Doctype-system= "Http://www.w3.org/TR/xhtml1/DTD/xhtml1-transitional.dtd"
doctype-public= "-//W3C//DTD XHTML 1.0 transitional//en"/>


<xsl:template match= "/" >

<title>order information-ord123456</title>
<body>
<table border= "1" >
<tr><th>Artist</th><th>Title</th><th>Price</th></tr>

<xsl:for-each select= "Items/compact-disc" >
<tr>
<td><xsl:value-of xmlns= "" select= "artist"/></td>
<td><xsl:value-of xmlns= "" select= "title"/></td>
<td><xsl:value-of xmlns= "" select= "Price"/></td>
</tr>
</xsl:for-each>

</table>
</body>

</xsl:template>

</xsl:stylesheet>

The XHTML document is generated by the style sheet shown below:

<! DOCTYPE HTML PUBLIC "-//W3C//DTD XHTML 1.0 transitional//en" "Http://www.w3.org/TR/xhtml1/DTD/xhtml1-transitional.dtd ">
<title>order information-ord123456</title>
<body>
<table border= "1" >
<tr>
<th>Artist</th>
<th>Title</th>
<th>Price</th>
</tr>
<tr>
<td>Nelly</td>
<td>Nellyville</td>
<td>16.95</td>
</tr>
<tr>
<td>baby d</td>
<td>lil Chopper toy</td>
<td>17.55</td>
</tr>
</table>
</body>

It is shown in the Web browser as follows.

Artist Title Price
Nelly Nellyville 16.95
Baby D Lil Chopper Toy 17.55

Summary
XML is not only a text format for describing documents, but also a mechanism for describing structured and semi-structured data, providing a range of techniques needed to handle this type of data. Powerful extraction capabilities such as the XML information set will help us use XML technology to better handle non text data, such as file systems, Windows® registries, relational databases, and even programming language objects. XML gives us another step towards universal data access.



Contact Us

The content source of this page is from Internet, which doesn't represent Alibaba Cloud's opinion; products and services mentioned on that page don't have any relationship with Alibaba Cloud. If the content of the page makes you feel confusing, please write us an email, we will handle the problem within 5 days after receiving your email.
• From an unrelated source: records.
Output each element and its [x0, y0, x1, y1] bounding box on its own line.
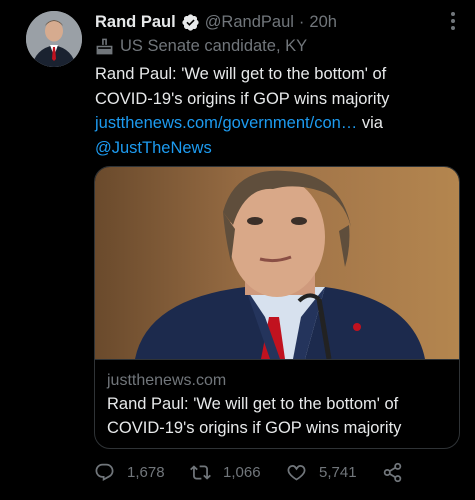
separator-dot: · [298, 12, 305, 31]
tweet-actions: 1,678 1,066 5,741 [94, 458, 403, 486]
card-domain: justthenews.com [107, 372, 227, 389]
tweet-link-line: justthenews.com/government/con… via [95, 111, 455, 136]
share-button[interactable] [382, 462, 403, 483]
retweet-icon [190, 464, 211, 480]
card-image [95, 167, 459, 359]
tweet-timestamp[interactable]: 20h [309, 13, 337, 32]
share-icon [383, 462, 402, 482]
card-meta: justthenews.com Rand Paul: 'We will get … [95, 359, 459, 448]
like-button[interactable]: 5,741 [286, 462, 382, 483]
account-label-text: US Senate candidate, KY [120, 36, 308, 55]
more-options-icon[interactable] [442, 8, 464, 34]
mention-line: @JustTheNews [95, 136, 455, 161]
author-handle[interactable]: @RandPaul [205, 13, 294, 32]
via-text: via [357, 114, 383, 132]
card-title: Rand Paul: 'We will get to the bottom' o… [107, 392, 449, 440]
like-count: 5,741 [319, 463, 357, 481]
avatar-photo [26, 11, 82, 67]
card-title-line: COVID-19's origins if GOP wins majority [107, 419, 402, 437]
reply-count: 1,678 [127, 463, 165, 481]
tweet-header: Rand Paul @RandPaul · 20h [95, 11, 337, 33]
avatar[interactable] [26, 11, 82, 67]
account-label: US Senate candidate, KY [95, 35, 307, 57]
mention-link[interactable]: @JustTheNews [95, 139, 212, 157]
article-link[interactable]: justthenews.com/government/con… [95, 114, 357, 132]
card-photo [95, 167, 459, 359]
heart-icon [287, 464, 306, 480]
tweet[interactable]: Rand Paul @RandPaul · 20h US Senate cand… [0, 0, 475, 500]
card-title-line: Rand Paul: 'We will get to the bottom' o… [107, 395, 399, 413]
reply-icon [95, 463, 114, 481]
link-preview-card[interactable]: justthenews.com Rand Paul: 'We will get … [94, 166, 460, 449]
verified-badge-icon [182, 13, 199, 31]
author-name[interactable]: Rand Paul [95, 13, 176, 32]
retweet-button[interactable]: 1,066 [190, 462, 286, 483]
tweet-text-line: Rand Paul: 'We will get to the bottom' o… [95, 65, 387, 83]
reply-button[interactable]: 1,678 [94, 462, 190, 483]
tweet-text-line: COVID-19's origins if GOP wins majority [95, 89, 390, 108]
retweet-count: 1,066 [223, 463, 261, 481]
tweet-text: Rand Paul: 'We will get to the bottom' o… [95, 62, 455, 160]
ballot-box-icon [96, 38, 113, 54]
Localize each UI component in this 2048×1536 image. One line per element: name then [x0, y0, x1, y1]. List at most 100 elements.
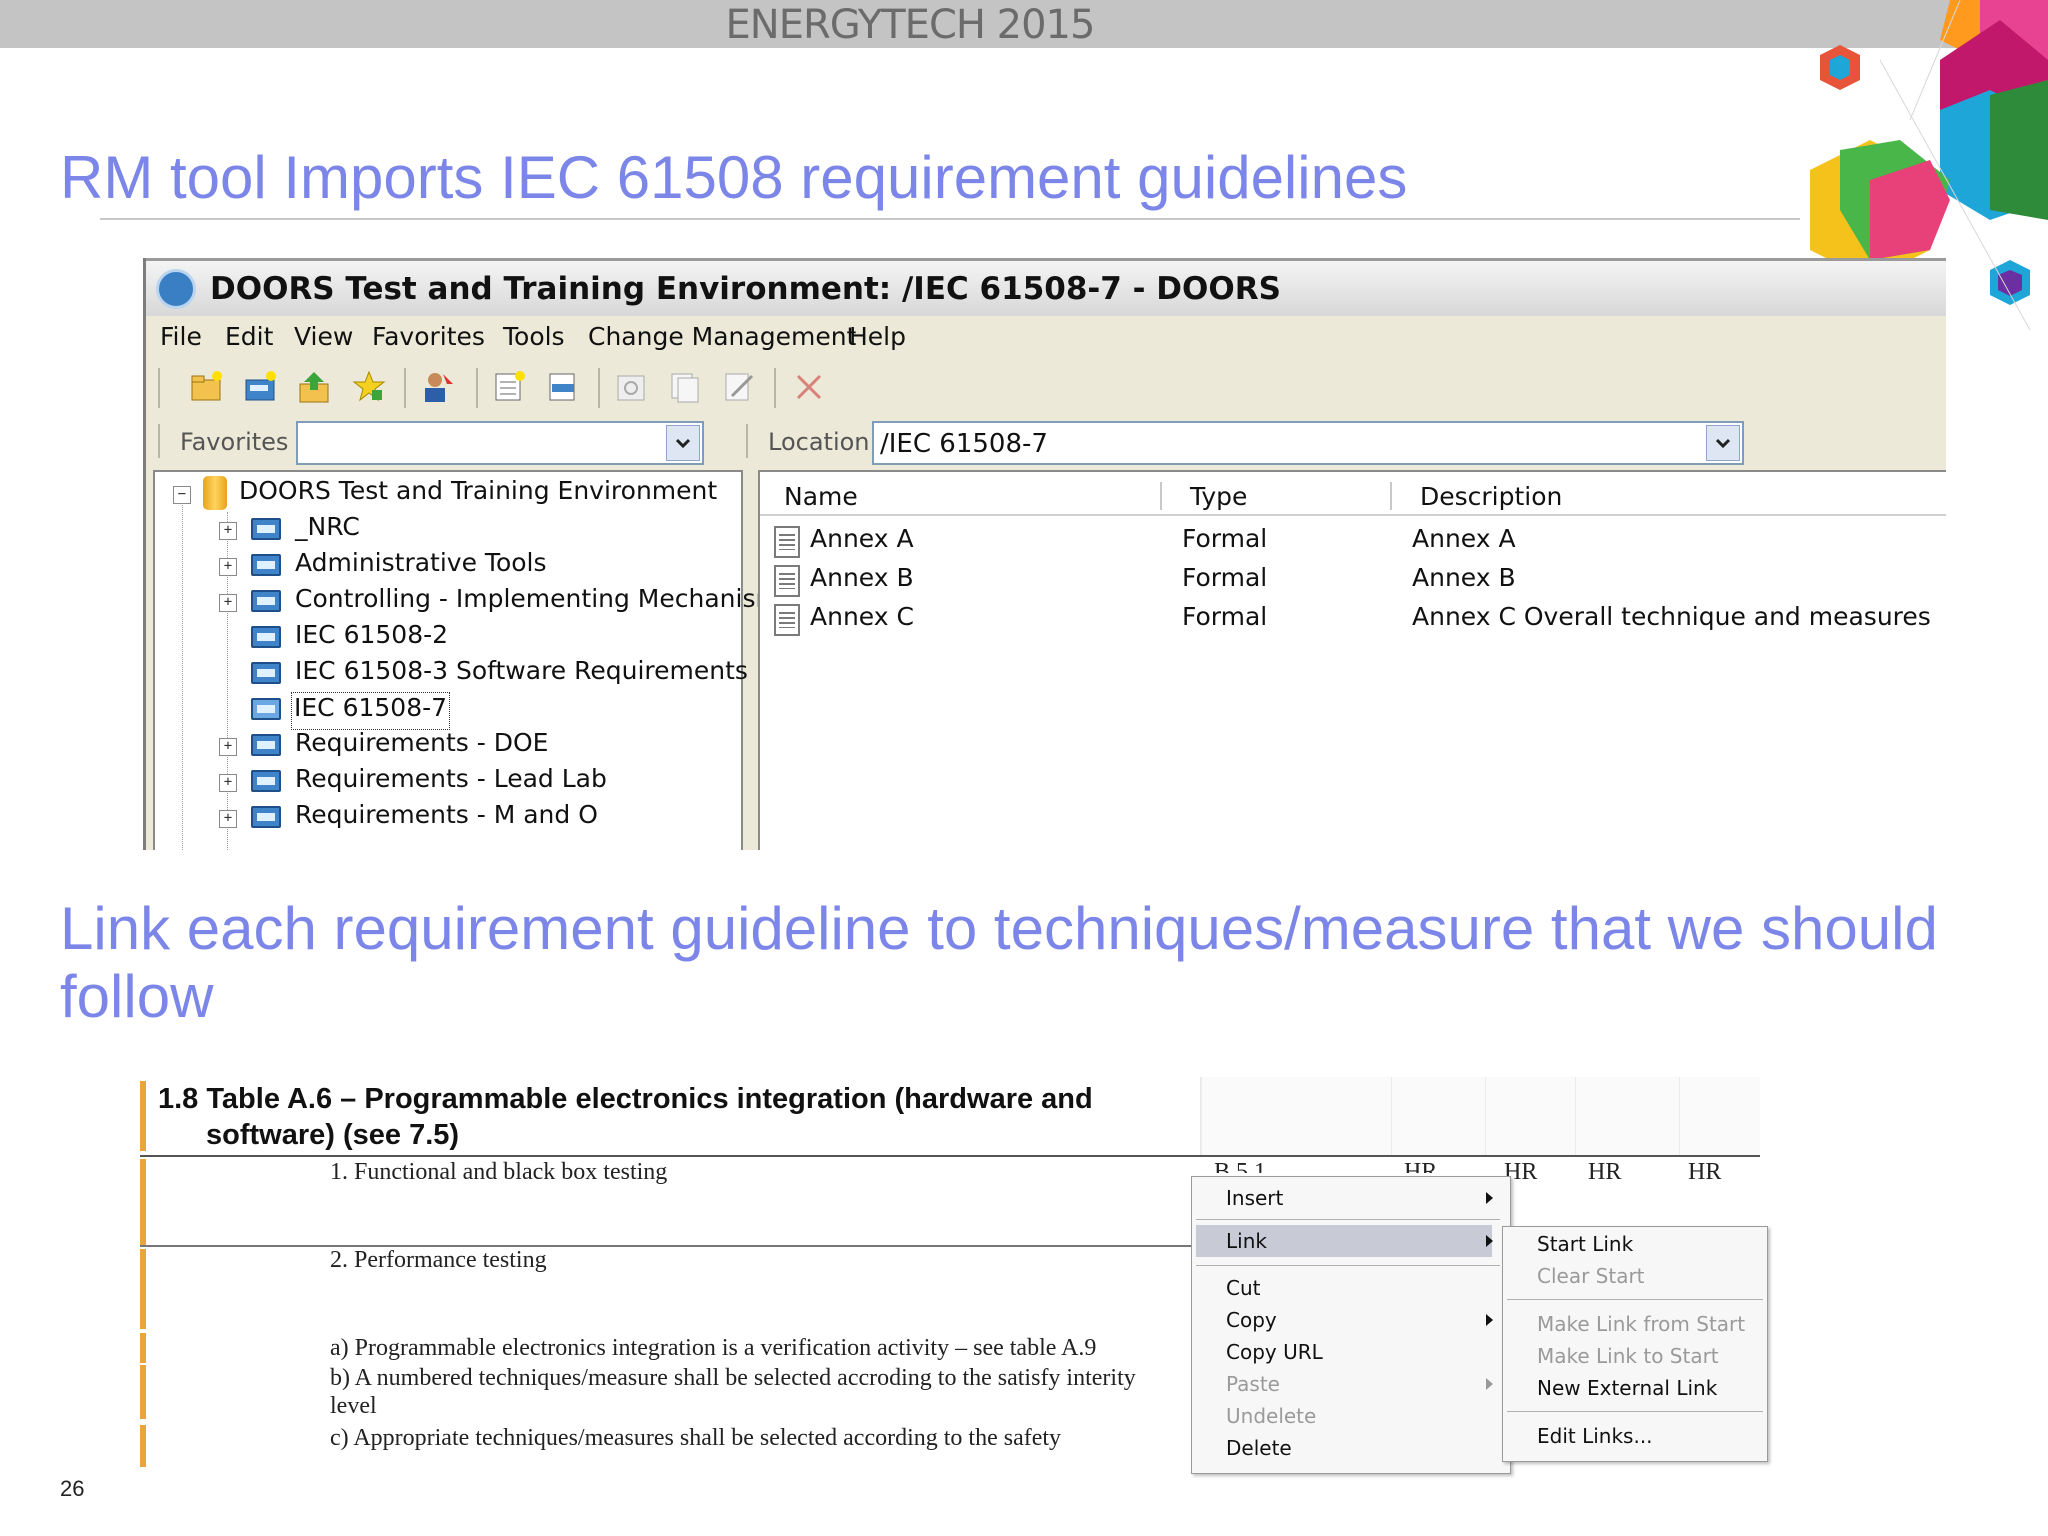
- table-grid-header: [1200, 1077, 1760, 1157]
- collapse-icon[interactable]: −: [173, 486, 191, 504]
- table-rule: [140, 1155, 1760, 1157]
- menu-item-clear-start[interactable]: Clear Start: [1537, 1261, 1645, 1291]
- menu-tools[interactable]: Tools: [503, 322, 565, 351]
- properties-icon[interactable]: [614, 370, 648, 404]
- tree-item-requirements-lead-lab[interactable]: Requirements - Lead Lab: [295, 764, 607, 800]
- tree-item-iec-61508-3[interactable]: IEC 61508-3 Software Requirements: [295, 656, 748, 692]
- expand-icon[interactable]: +: [219, 774, 237, 792]
- menu-item-copy[interactable]: Copy: [1226, 1305, 1277, 1335]
- menu-view[interactable]: View: [294, 322, 353, 351]
- menu-item-new-external-link[interactable]: New External Link: [1537, 1373, 1717, 1403]
- menu-favorites[interactable]: Favorites: [372, 322, 485, 351]
- tree-item-iec-61508-7-selected[interactable]: IEC 61508-7: [291, 692, 451, 730]
- list-cell-description: Annex A: [1412, 524, 1516, 553]
- location-dropdown[interactable]: /IEC 61508-7: [872, 421, 1744, 465]
- chevron-down-icon[interactable]: [1706, 425, 1740, 461]
- database-icon: [203, 476, 227, 510]
- new-folder-icon[interactable]: [190, 370, 224, 404]
- menu-item-cut[interactable]: Cut: [1226, 1273, 1260, 1303]
- list-cell-name[interactable]: Annex C: [810, 602, 914, 631]
- copy-icon[interactable]: [668, 370, 702, 404]
- tree-item-label: Controlling - Implementing Mechanisms: [295, 584, 793, 613]
- doc-row[interactable]: b) A numbered techniques/measure shall b…: [330, 1365, 1136, 1392]
- doc-row[interactable]: 2. Performance testing: [330, 1247, 547, 1274]
- new-project-icon[interactable]: [244, 370, 278, 404]
- tree-root[interactable]: DOORS Test and Training Environment: [239, 476, 717, 512]
- toolbar-grip: [158, 368, 160, 408]
- menu-separator: [1507, 1299, 1763, 1300]
- tree-item-requirements-m-and-o[interactable]: Requirements - M and O: [295, 800, 598, 836]
- row-marker: [140, 1425, 146, 1467]
- menu-change-management[interactable]: Change Management: [588, 322, 856, 351]
- favorites-label: Favorites: [180, 428, 289, 456]
- menu-item-make-link-from-start[interactable]: Make Link from Start: [1537, 1309, 1745, 1339]
- grid-line: [1485, 1077, 1486, 1157]
- folder-icon: [251, 626, 281, 648]
- menu-item-undelete[interactable]: Undelete: [1226, 1401, 1316, 1431]
- chevron-down-icon[interactable]: [666, 425, 700, 461]
- toolbar-separator: [404, 368, 406, 408]
- column-header-type[interactable]: Type: [1190, 482, 1247, 511]
- submenu-arrow-icon: [1486, 1378, 1493, 1390]
- menu-help[interactable]: Help: [849, 322, 906, 351]
- doc-row[interactable]: 1. Functional and black box testing: [330, 1159, 667, 1186]
- expand-icon[interactable]: +: [219, 594, 237, 612]
- menu-item-link[interactable]: Link: [1226, 1226, 1267, 1256]
- column-divider[interactable]: [1160, 482, 1162, 510]
- table-heading-line: 1.8 Table A.6 – Programmable electronics…: [158, 1083, 1093, 1115]
- table-heading: 1.8 Table A.6 – Programmable electronics…: [158, 1081, 1093, 1153]
- section-marker: [140, 1081, 146, 1151]
- tree-item-requirements-doe[interactable]: Requirements - DOE: [295, 728, 548, 764]
- expand-icon[interactable]: +: [219, 738, 237, 756]
- favorites-dropdown[interactable]: [296, 421, 704, 465]
- new-module-icon[interactable]: [492, 370, 526, 404]
- toolbar: [146, 360, 1946, 416]
- submenu-arrow-icon: [1486, 1192, 1493, 1204]
- tree-item-iec-61508-2[interactable]: IEC 61508-2: [295, 620, 448, 656]
- column-header-name[interactable]: Name: [784, 482, 858, 511]
- doc-row[interactable]: c) Appropriate techniques/measures shall…: [330, 1425, 1061, 1452]
- menu-item-start-link[interactable]: Start Link: [1537, 1229, 1633, 1259]
- expand-icon[interactable]: +: [219, 522, 237, 540]
- menu-item-delete[interactable]: Delete: [1226, 1433, 1292, 1463]
- expand-icon[interactable]: +: [219, 558, 237, 576]
- list-cell-name[interactable]: Annex B: [810, 563, 914, 592]
- list-cell-name[interactable]: Annex A: [810, 524, 914, 553]
- menu-item-copy-url[interactable]: Copy URL: [1226, 1337, 1323, 1367]
- grid-line: [1201, 1077, 1202, 1157]
- row-rule: [140, 1245, 1192, 1247]
- expand-icon[interactable]: +: [219, 810, 237, 828]
- window-titlebar: DOORS Test and Training Environment: /IE…: [146, 258, 1946, 319]
- menu-file[interactable]: File: [160, 322, 202, 351]
- project-tree[interactable]: − DOORS Test and Training Environment + …: [153, 470, 793, 850]
- menu-item-edit-links[interactable]: Edit Links...: [1537, 1421, 1653, 1451]
- tree-item-nrc[interactable]: _NRC: [295, 512, 360, 548]
- tree-item-label: Administrative Tools: [295, 548, 547, 577]
- tree-root-label: DOORS Test and Training Environment: [239, 476, 718, 505]
- menu-item-make-link-to-start[interactable]: Make Link to Start: [1537, 1341, 1719, 1371]
- location-label: Location: [768, 428, 870, 456]
- import-icon[interactable]: [298, 370, 332, 404]
- toolbar-grip: [158, 424, 160, 458]
- formal-module-icon: [774, 565, 800, 597]
- ref-cell: B.5.1: [1214, 1159, 1267, 1173]
- column-divider[interactable]: [1390, 482, 1392, 510]
- slide-heading-2: Link each requirement guideline to techn…: [60, 895, 1938, 1030]
- doc-row[interactable]: a) Programmable electronics integration …: [330, 1335, 1096, 1362]
- module-list[interactable]: Name Type Description Annex A Formal Ann…: [758, 470, 1946, 850]
- list-header: [760, 472, 1946, 516]
- user-icon[interactable]: [421, 370, 455, 404]
- formal-module-icon: [774, 604, 800, 636]
- add-favorite-icon[interactable]: [352, 370, 386, 404]
- menu-item-insert[interactable]: Insert: [1226, 1183, 1283, 1213]
- delete-icon[interactable]: [792, 370, 826, 404]
- menu-edit[interactable]: Edit: [225, 322, 273, 351]
- rating-cell: HR: [1688, 1159, 1722, 1185]
- tree-item-controlling-implementing[interactable]: Controlling - Implementing Mechanisms: [295, 584, 793, 620]
- menu-item-paste[interactable]: Paste: [1226, 1369, 1280, 1399]
- tree-item-administrative-tools[interactable]: Administrative Tools: [295, 548, 547, 584]
- link-module-icon[interactable]: [546, 370, 580, 404]
- toolbar-separator: [774, 368, 776, 408]
- column-header-description[interactable]: Description: [1420, 482, 1562, 511]
- edit-icon[interactable]: [722, 370, 756, 404]
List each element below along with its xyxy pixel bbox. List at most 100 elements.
If you find any instances of plagiarism from the community, please send an email to: info-contact@alibabacloud.com and provide relevant evidence. A staff member will contact you within 5 working days.

A Free Trial That Lets You Build Big!

Start building with 50+ products and up to 12 months usage for Elastic Compute Service

  • Sales Support

    1 on 1 presale consultation

  • After-Sales Support

    24/7 Technical Support 6 Free Tickets per Quarter Faster Response

  • Alibaba Cloud offers highly flexible support services tailored to meet your exact needs.